But the scandal has also forced Democrats to re-examine their own history of responding to accusations of sexual assault, especially when new claims surface against one of their own.
Al Franken has been accused of unwanted kissing and groping by a former model during a 2006 USO tour, two years before the Minnesota Democrat was first elected to the U.S. Senate. Leann Tweeden recounted the incident in a blog post for the radio station where she works as an anchor and included a photo of Franken's hands over her breasts while she slept.
Senate Minority Leader Charles E. Schumer (N.Y.) said he hopes there soon will be an investigation by the Senate Ethics Committee, which has the authority to recommend expelling a senator. “Sexual harassment is never acceptable and must not be tolerated,” Schumer said in a statement.
But this is not the same approach Democrats took decades ago when President Bill Clinton was facing allegations of sexual assault and harassment, a point Donald Trump and Republicans often made during the 2016 election when Hillary Clinton attempted to draw attention to the allegations against Trump.
More than two decades ago, Democrats did not immediately believe the accusers. James Carville, Clinton’s then-strategist, once infamously said: “If you drag a hundred-dollar bill through a trailer park, you never know what you’ll find.”
In a 1998 New York Times op-ed, feminist Gloria Steinem went as far as to blame the women in a manner that most would consider victim-blaming in 2017.
Some have said, if they could turn back time, they’d approach the allegations against Clinton differently.
With Franken, Democrats now have a chance. And many have responded strongly.
Sen. Patty Murray (D-Wash.), the highest-ranking female Democratic senator, said: “This is unacceptable behavior and extremely disappointing. I am glad that Al came out and apologized, but that doesn’t reverse what he’s done or end the matter. I support an ethics committee investigation into these accusations and I hope this latest example of the deep problems on this front spurs continued action to address it.”
And Sen. Richard J. Durbin (Ill.), the Senate’s No. 2 Democrat, said: “There is never an excuse for this behavior — ever. What Sen. Franken did was wrong, and it should be referred to the Ethics Committee for review.”
Franken first issued a brief apology and said he didn’t recall the incident the way Tweeden did, but he later issued a longer apology: “There’s no excuse” he said. He welcomed the ethics investigation, saying he will “gladly cooperate.”
While Franken’s acknowledgment of his problematic behavior is different than the approach taken by Moore or Trump, Democrats have to ask themselves: Will we respond to our own tribe with the intensity that they did Moore?
While Franken has already agreed to participate in the investigation, only time will tell how his fellow party members will respond to these allegations. History has not consistently been on their side on this matter.

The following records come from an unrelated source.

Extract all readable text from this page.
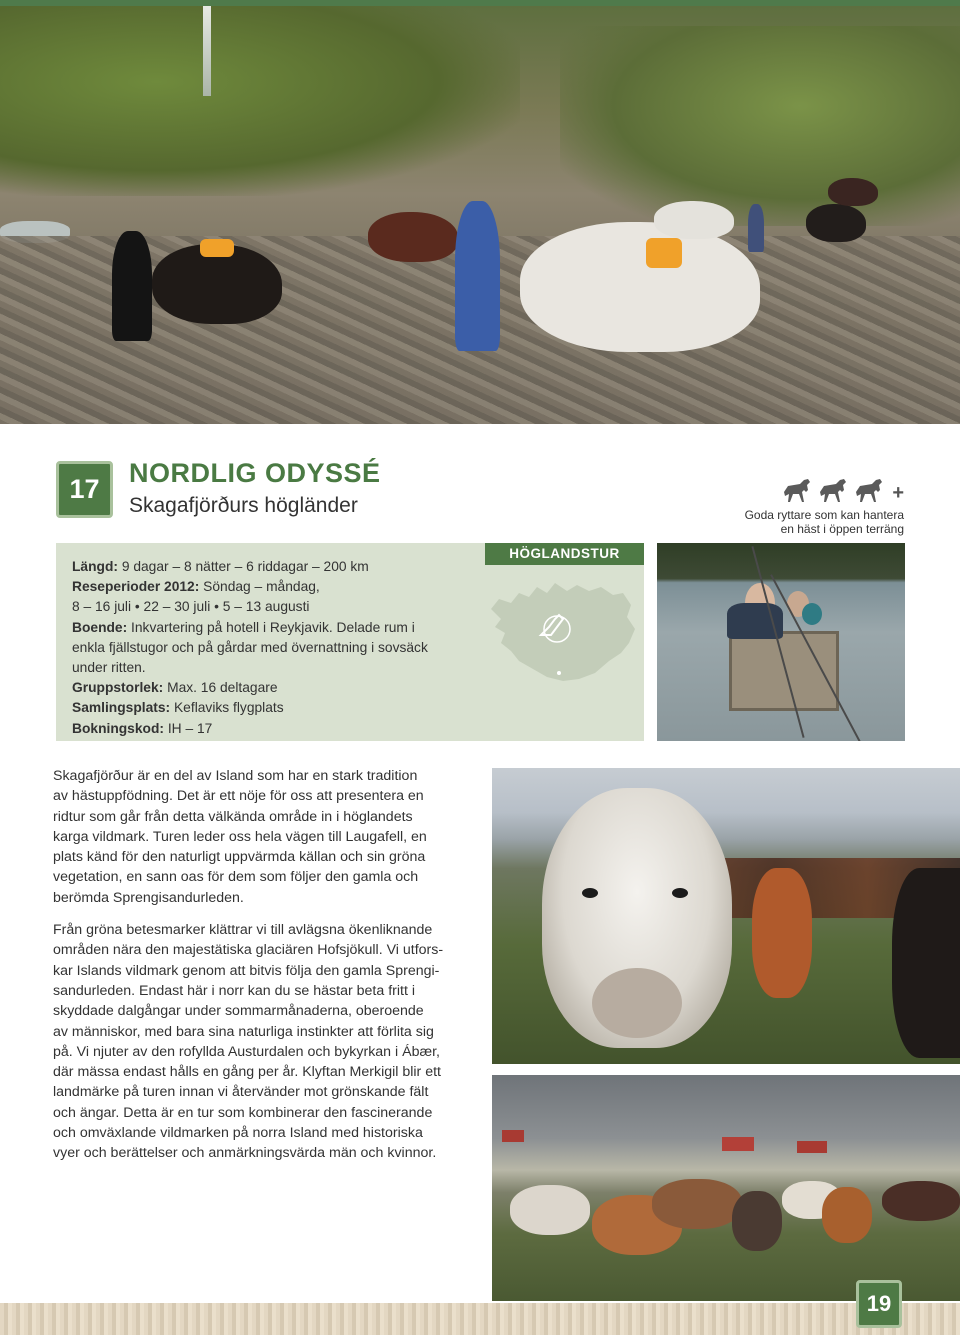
17
NORDLIG ODYSSÉ
Skagafjörðurs högländer
+
Goda ryttare som kan hantera
en häst i öppen terräng
Längd: 9 dagar – 8 nätter – 6 riddagar – 200 km
Reseperioder 2012: Söndag – måndag,
8 – 16 juli • 22 – 30 juli • 5 – 13 augusti
Boende: Inkvartering på hotell i Reykjavik. Delade rum i
enkla fjällstugor och på gårdar med övernattning i sovsäck
under ritten.
Gruppstorlek: Max. 16 deltagare
Samlingsplats: Keflaviks flygplats
Bokningskod: IH – 17
HÖGLANDSTUR

Skagafjörður är en del av Island som har en stark tradition
av hästuppfödning. Det är ett nöje för oss att presentera en
ridtur som går från detta välkända område in i höglandets
karga vildmark. Turen leder oss hela vägen till Laugafell, en
plats känd för den naturligt uppvärmda källan och sin gröna
vegetation, en sann oas för dem som följer den gamla och
berömda Sprengisandurleden.

Från gröna betesmarker klättrar vi till avlägsna ökenliknande
områden nära den majestätiska glaciären Hofsjökull. Vi utfors-
kar Islands vildmark genom att bitvis följa den gamla Sprengi-
sandurleden. Endast här i norr kan du se hästar beta fritt i
skyddade dalgångar under sommarmånaderna, oberoende
av människor, med bara sina naturliga instinkter att förlita sig
på. Vi njuter av den rofyllda Austurdalen och bykyrkan i Ábær,
där mässa endast hålls en gång per år. Klyftan Merkigil blir ett
landmärke på turen innan vi återvänder mot grönskande fält
och ängar. Detta är en tur som kombinerar den fascinerande
och omväxlande vildmarken på norra Island med historiska
vyer och berättelser och anmärkningsvärda män och kvinnor.

19
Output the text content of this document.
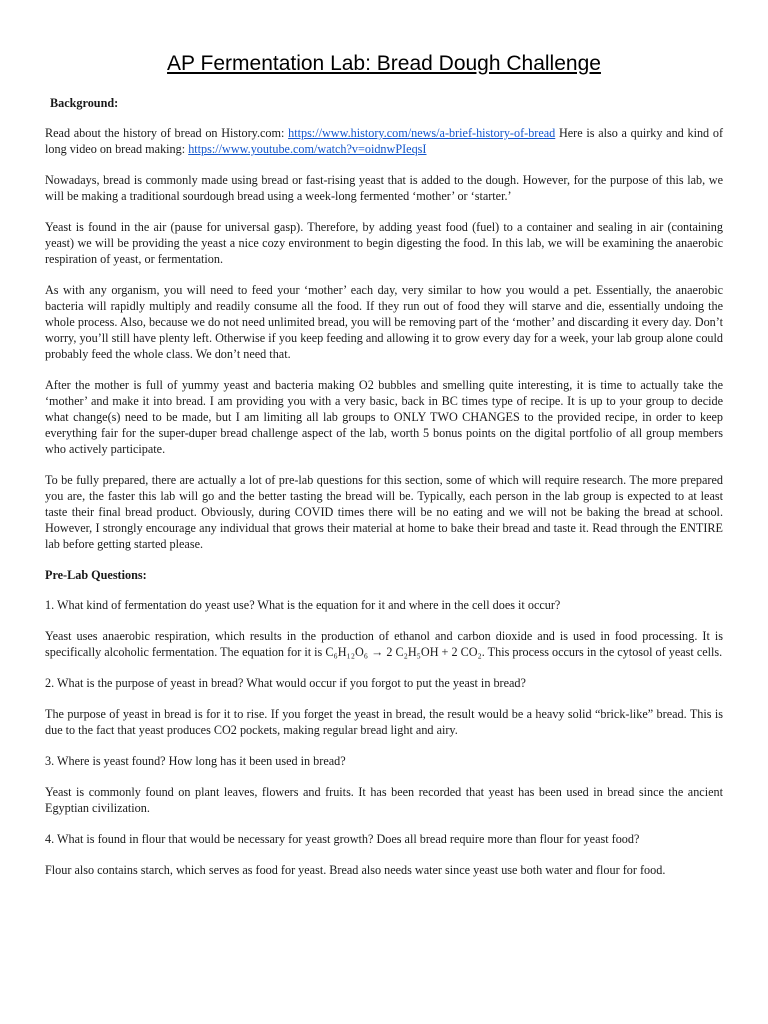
AP Fermentation Lab: Bread Dough Challenge

Background:

Read about the history of bread on History.com: https://www.history.com/news/a-brief-history-of-bread Here is also a quirky and kind of long video on bread making: https://www.youtube.com/watch?v=oidnwPIeqsI

Nowadays, bread is commonly made using bread or fast-rising yeast that is added to the dough. However, for the purpose of this lab, we will be making a traditional sourdough bread using a week-long fermented ‘mother’ or ‘starter.’

Yeast is found in the air (pause for universal gasp). Therefore, by adding yeast food (fuel) to a container and sealing in air (containing yeast) we will be providing the yeast a nice cozy environment to begin digesting the food. In this lab, we will be examining the anaerobic respiration of yeast, or fermentation.

As with any organism, you will need to feed your ‘mother’ each day, very similar to how you would a pet. Essentially, the anaerobic bacteria will rapidly multiply and readily consume all the food. If they run out of food they will starve and die, essentially undoing the whole process. Also, because we do not need unlimited bread, you will be removing part of the ‘mother’ and discarding it every day. Don’t worry, you’ll still have plenty left. Otherwise if you keep feeding and allowing it to grow every day for a week, your lab group alone could probably feed the whole class. We don’t need that.

After the mother is full of yummy yeast and bacteria making O2 bubbles and smelling quite interesting, it is time to actually take the ‘mother’ and make it into bread. I am providing you with a very basic, back in BC times type of recipe. It is up to your group to decide what change(s) need to be made, but I am limiting all lab groups to ONLY TWO CHANGES to the provided recipe, in order to keep everything fair for the super-duper bread challenge aspect of the lab, worth 5 bonus points on the digital portfolio of all group members who actively participate.

To be fully prepared, there are actually a lot of pre-lab questions for this section, some of which will require research. The more prepared you are, the faster this lab will go and the better tasting the bread will be. Typically, each person in the lab group is expected to at least taste their final bread product. Obviously, during COVID times there will be no eating and we will not be baking the bread at school. However, I strongly encourage any individual that grows their material at home to bake their bread and taste it. Read through the ENTIRE lab before getting started please.

Pre-Lab Questions:

1. What kind of fermentation do yeast use? What is the equation for it and where in the cell does it occur?

Yeast uses anaerobic respiration, which results in the production of ethanol and carbon dioxide and is used in food processing. It is specifically alcoholic fermentation. The equation for it is C₆H₁₂O₆ → 2 C₂H₅OH + 2 CO₂. This process occurs in the cytosol of yeast cells.

2. What is the purpose of yeast in bread? What would occur if you forgot to put the yeast in bread?

The purpose of yeast in bread is for it to rise. If you forget the yeast in bread, the result would be a heavy solid “brick-like” bread. This is due to the fact that yeast produces CO2 pockets, making regular bread light and airy.

3. Where is yeast found? How long has it been used in bread?

Yeast is commonly found on plant leaves, flowers and fruits. It has been recorded that yeast has been used in bread since the ancient Egyptian civilization.

4. What is found in flour that would be necessary for yeast growth? Does all bread require more than flour for yeast food?

Flour also contains starch, which serves as food for yeast. Bread also needs water since yeast use both water and flour for food.
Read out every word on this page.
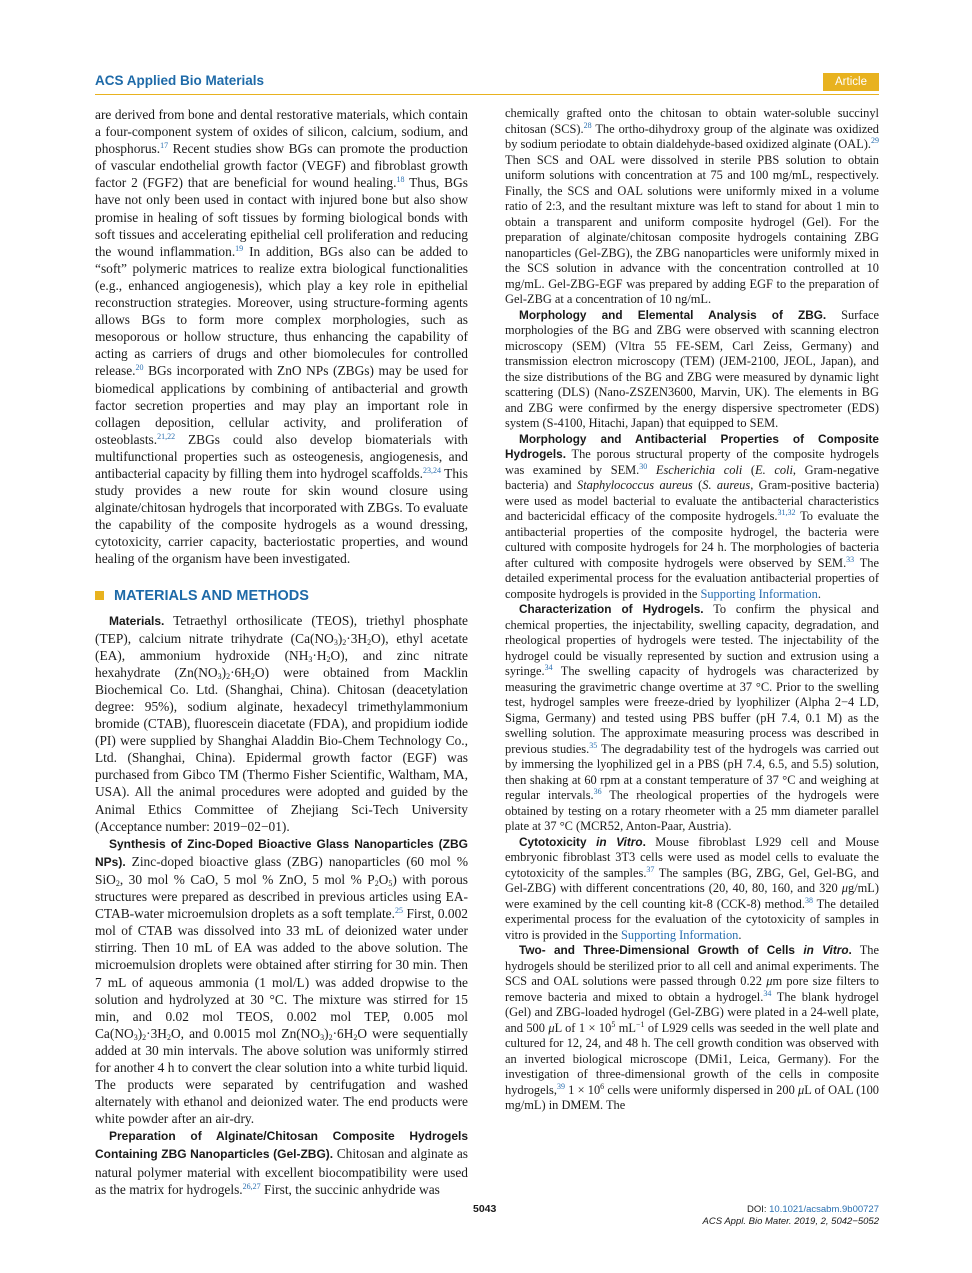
ACS Applied Bio Materials	Article

are derived from bone and dental restorative materials, which contain a four-component system of oxides of silicon, calcium, sodium, and phosphorus.$^{17}$ Recent studies show BGs can promote the production of vascular endothelial growth factor (VEGF) and fibroblast growth factor 2 (FGF2) that are beneficial for wound healing.$^{18}$ Thus, BGs have not only been used in contact with injured bone but also show promise in healing of soft tissues by forming biological bonds with soft tissues and accelerating epithelial cell proliferation and reducing the wound inflammation.$^{19}$ In addition, BGs also can be added to “soft” polymeric matrices to realize extra biological functionalities (e.g., enhanced angiogenesis), which play a key role in epithelial reconstruction strategies. Moreover, using structure-forming agents allows BGs to form more complex morphologies, such as mesoporous or hollow structure, thus enhancing the capability of acting as carriers of drugs and other biomolecules for controlled release.$^{20}$ BGs incorporated with ZnO NPs (ZBGs) may be used for biomedical applications by combining of antibacterial and growth factor secretion properties and may play an important role in collagen deposition, cellular activity, and proliferation of osteoblasts.$^{21,22}$ ZBGs could also develop biomaterials with multifunctional properties such as osteogenesis, angiogenesis, and antibacterial capacity by filling them into hydrogel scaffolds.$^{23,24}$ This study provides a new route for skin wound closure using alginate/chitosan hydrogels that incorporated with ZBGs. To evaluate the capability of the composite hydrogels as a wound dressing, cytotoxicity, carrier capacity, bacteriostatic properties, and wound healing of the organism have been investigated.

MATERIALS AND METHODS

Materials. Tetraethyl orthosilicate (TEOS), triethyl phosphate (TEP), calcium nitrate trihydrate $(Ca(NO_3)_2\cdot 3H_2O)$, ethyl acetate (EA), ammonium hydroxide $(NH_3\cdot H_2O)$, and zinc nitrate hexahydrate $(Zn(NO_3)_2\cdot 6H_2O)$ were obtained from Macklin Biochemical Co. Ltd. (Shanghai, China). Chitosan (deacetylation degree: 95%), sodium alginate, hexadecyl trimethylammonium bromide (CTAB), fluorescein diacetate (FDA), and propidium iodide (PI) were supplied by Shanghai Aladdin Bio-Chem Technology Co., Ltd. (Shanghai, China). Epidermal growth factor (EGF) was purchased from Gibco TM (Thermo Fisher Scientific, Waltham, MA, USA). All the animal procedures were adopted and guided by the Animal Ethics Committee of Zhejiang Sci-Tech University (Acceptance number: 2019−02−01).

Synthesis of Zinc-Doped Bioactive Glass Nanoparticles (ZBG NPs). Zinc-doped bioactive glass (ZBG) nanoparticles (60 mol % SiO$_2$, 30 mol % CaO, 5 mol % ZnO, 5 mol % $P_2O_5$) with porous structures were prepared as described in previous articles using EA-CTAB-water microemulsion droplets as a soft template.$^{25}$ First, 0.002 mol of CTAB was dissolved into 33 mL of deionized water under stirring. Then 10 mL of EA was added to the above solution. The microemulsion droplets were obtained after stirring for 30 min. Then 7 mL of aqueous ammonia (1 mol/L) was added dropwise to the solution and hydrolyzed at 30 °C. The mixture was stirred for 15 min, and 0.02 mol TEOS, 0.002 mol TEP, 0.005 mol $Ca(NO_3)_2\cdot 3H_2O$, and 0.0015 mol $Zn(NO_3)_2\cdot 6H_2O$ were sequentially added at 30 min intervals. The above solution was uniformly stirred for another 4 h to convert the clear solution into a white turbid liquid. The products were separated by centrifugation and washed alternately with ethanol and deionized water. The end products were white powder after an air-dry.

Preparation of Alginate/Chitosan Composite Hydrogels Containing ZBG Nanoparticles (Gel-ZBG). Chitosan and alginate as natural polymer material with excellent biocompatibility were used as the matrix for hydrogels.$^{26,27}$ First, the succinic anhydride was

chemically grafted onto the chitosan to obtain water-soluble succinyl chitosan (SCS).$^{28}$ The ortho-dihydroxy group of the alginate was oxidized by sodium periodate to obtain dialdehyde-based oxidized alginate (OAL).$^{29}$ Then SCS and OAL were dissolved in sterile PBS solution to obtain uniform solutions with concentration at 75 and 100 mg/mL, respectively. Finally, the SCS and OAL solutions were uniformly mixed in a volume ratio of 2:3, and the resultant mixture was left to stand for about 1 min to obtain a transparent and uniform composite hydrogel (Gel). For the preparation of alginate/chitosan composite hydrogels containing ZBG nanoparticles (Gel-ZBG), the ZBG nanoparticles were uniformly mixed in the SCS solution in advance with the concentration controlled at 10 mg/mL. Gel-ZBG-EGF was prepared by adding EGF to the preparation of Gel-ZBG at a concentration of 10 ng/mL.

Morphology and Elemental Analysis of ZBG. Surface morphologies of the BG and ZBG were observed with scanning electron microscopy (SEM) (Vltra 55 FE-SEM, Carl Zeiss, Germany) and transmission electron microscopy (TEM) (JEM-2100, JEOL, Japan), and the size distributions of the BG and ZBG were measured by dynamic light scattering (DLS) (Nano-ZSZEN3600, Marvin, UK). The elements in BG and ZBG were confirmed by the energy dispersive spectrometer (EDS) system (S-4100, Hitachi, Japan) that equipped to SEM.

Morphology and Antibacterial Properties of Composite Hydrogels. The porous structural property of the composite hydrogels was examined by SEM.$^{30}$ Escherichia coli (E. coli, Gram-negative bacteria) and Staphylococcus aureus (S. aureus, Gram-positive bacteria) were used as model bacterial to evaluate the antibacterial characteristics and bactericidal efficacy of the composite hydrogels.$^{31,32}$ To evaluate the antibacterial properties of the composite hydrogel, the bacteria were cultured with composite hydrogels for 24 h. The morphologies of bacteria after cultured with composite hydrogels were observed by SEM.$^{33}$ The detailed experimental process for the evaluation antibacterial properties of composite hydrogels is provided in the Supporting Information.

Characterization of Hydrogels. To confirm the physical and chemical properties, the injectability, swelling capacity, degradation, and rheological properties of hydrogels were tested. The injectability of the hydrogel could be visually represented by suction and extrusion using a syringe.$^{34}$ The swelling capacity of hydrogels was characterized by measuring the gravimetric change overtime at 37 °C. Prior to the swelling test, hydrogel samples were freeze-dried by lyophilizer (Alpha 2−4 LD, Sigma, Germany) and tested using PBS buffer (pH 7.4, 0.1 M) as the swelling solution. The approximate measuring process was described in previous studies.$^{35}$ The degradability test of the hydrogels was carried out by immersing the lyophilized gel in a PBS (pH 7.4, 6.5, and 5.5) solution, then shaking at 60 rpm at a constant temperature of 37 °C and weighing at regular intervals.$^{36}$ The rheological properties of the hydrogels were obtained by testing on a rotary rheometer with a 25 mm diameter parallel plate at 37 °C (MCR52, Anton-Paar, Austria).

Cytotoxicity in Vitro. Mouse fibroblast L929 cell and Mouse embryonic fibroblast 3T3 cells were used as model cells to evaluate the cytotoxicity of the samples.$^{37}$ The samples (BG, ZBG, Gel, Gel-BG, and Gel-ZBG) with different concentrations (20, 40, 80, 160, and 320 μg/mL) were examined by the cell counting kit-8 (CCK-8) method.$^{38}$ The detailed experimental process for the evaluation of the cytotoxicity of samples in vitro is provided in the Supporting Information.

Two- and Three-Dimensional Growth of Cells in Vitro. The hydrogels should be sterilized prior to all cell and animal experiments. The SCS and OAL solutions were passed through 0.22 μm pore size filters to remove bacteria and mixed to obtain a hydrogel.$^{34}$ The blank hydrogel (Gel) and ZBG-loaded hydrogel (Gel-ZBG) were plated in a 24-well plate, and 500 μL of $1 \times 10^5$ $mL^{-1}$ of L929 cells was seeded in the well plate and cultured for 12, 24, and 48 h. The cell growth condition was observed with an inverted biological microscope (DMi1, Leica, Germany). For the investigation of three-dimensional growth of the cells in composite hydrogels,$^{39}$ $1 \times 10^6$ cells were uniformly dispersed in 200 μL of OAL (100 mg/mL) in DMEM. The

5043	DOI: 10.1021/acsabm.9b00727
ACS Appl. Bio Mater. 2019, 2, 5042−5052
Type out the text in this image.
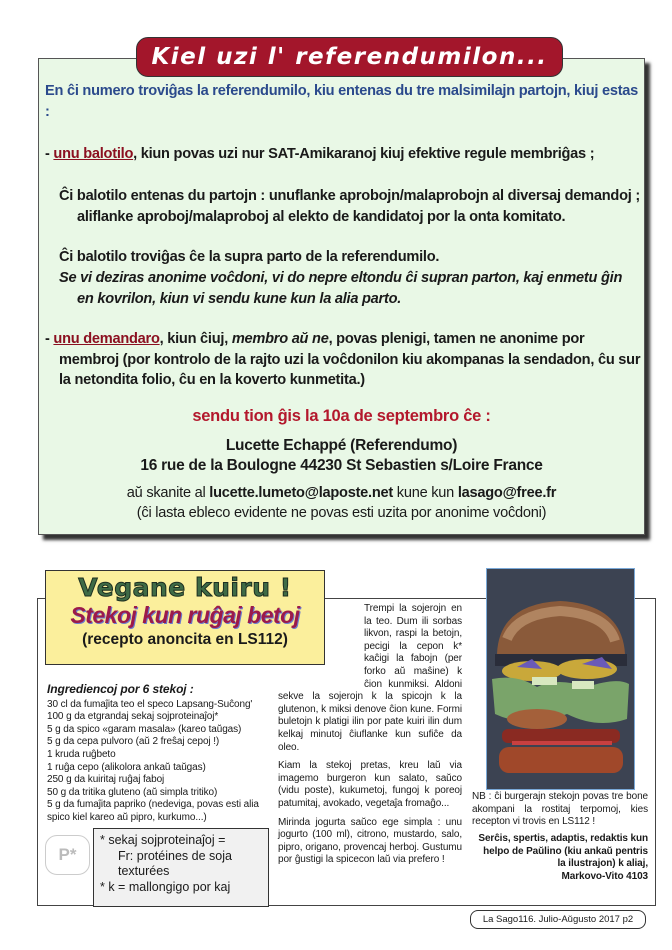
Kiel uzi l' referendumilon...
En ĉi numero troviĝas la referendumilo, kiu entenas du tre malsimilajn partojn, kiuj estas :
- unu balotilo, kiun povas uzi nur SAT-Amikaranoj kiuj efektive regule membriĝas ;
Ĉi balotilo entenas du partojn : unuflanke aprobojn/malaprobojn al diversaj demandoj ; aliflanke aproboj/malaproboj al elekto de kandidatoj por la onta komitato.
Ĉi balotilo troviĝas ĉe la supra parto de la referendumilo.
Se vi deziras anonime voĉdoni, vi do nepre eltondu ĉi supran parton, kaj enmetu ĝin en kovrilon, kiun vi sendu kune kun la alia parto.
- unu demandaro, kiun ĉiuj, membro aŭ ne, povas plenigi, tamen ne anonime por membroj (por kontrolo de la rajto uzi la voĉdonilon kiu akompanas la sendadon, ĉu sur la netondita folio, ĉu en la koverto kunmetita.)
sendu tion ĝis la 10a de septembro ĉe :
Lucette Echappé (Referendumo)
16 rue de la Boulogne 44230 St Sebastien s/Loire France
aŭ skanite al lucette.lumeto@laposte.net kune kun lasago@free.fr
(ĉi lasta ebleco evidente ne povas esti uzita por anonime voĉdoni)
Vegane kuiru !
Stekoj kun ruĝaj betoj
(recepto anoncita en LS112)
Ingrediencoj por 6 stekoj :
30 cl da fumaĵita teo el speco Lapsang-Suĉong'
100 g da etgrandaj sekaj sojproteinaĵoj*
5 g da spico «garam masala» (kareo taŭgas)
5 g da cepa pulvoro (aŭ 2 freŝaj cepoj !)
1 kruda ruĝbeto
1 ruĝa cepo (alikolora ankaŭ taŭgas)
250 g da kuiritaj ruĝaj faboj
50 g da tritika gluteno (aŭ simpla tritiko)
5 g da fumaĵita papriko (nedeviga, povas esti alia spico kiel kareo aŭ pipro, kurkumo...)

Trempi la sojerojn en la teo. Dum ili sorbas likvon, raspi la betojn, pecigi la cepon k* kaĉigi la fabojn (per forko aŭ maŝine) k ĉion kunmiksi. Aldoni sekve la sojerojn k la spicojn k la glutenon, k miksi denove ĉion kune. Formi buletojn k platigi ilin por pate kuiri ilin dum kelkaj minutoj ĉiuflanke kun sufiĉe da oleo.

Kiam la stekoj pretas, kreu laŭ via imagemo burgeron kun salato, saŭco (vidu poste), kukumetoj, fungoj k poreoj patumitaj, avokado, vegetaĵa fromaĝo...

Mirinda jogurta saŭco ege simpla : unu jogurto (100 ml), citrono, mustardo, salo, pipro, origano, provencaj herboj. Gustumu por ĝustigi la spicecon laŭ via prefero !

NB : ĉi burgerajn stekojn povas tre bone akompani la rostitaj terpomoj, kies recepton vi trovis en LS112 !
Serĉis, spertis, adaptis, redaktis kun
helpo de Paŭlino (kiu ankaŭ pentris
la ilustrajon) k aliaj,
Markovo-Vito 4103
P*
* sekaj sojproteinaĵoj =
Fr: protéines de soja
texturées
* k = mallongigo por kaj
La Sago116. Julio-Aŭgusto 2017 p2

“The Democratic Party needs to make its own reckoning of the way it protected Bill Clinton. The party needs to come to terms with the fact that it was so enraptured by their brilliant, Big Dog president and his stunning string of progressive accomplishments that it abandoned some of its central principles. The party was on the wrong side of history, and there are consequences for that. Yet expedience is not the only reason to make this public accounting. If it is possible for politics and moral behavior to coexist, then this grave wrong needs to be acknowledged. If Weinstein and Mark Halperin and Louis C.K. and all the rest can be held accountable, so can our former president and so can his party, which so many Americans so desperately need to rise again.”
Democrats often campaign on being the party of women. Now is the opportunity to put action and policies behind campaign rhetoric and tweets.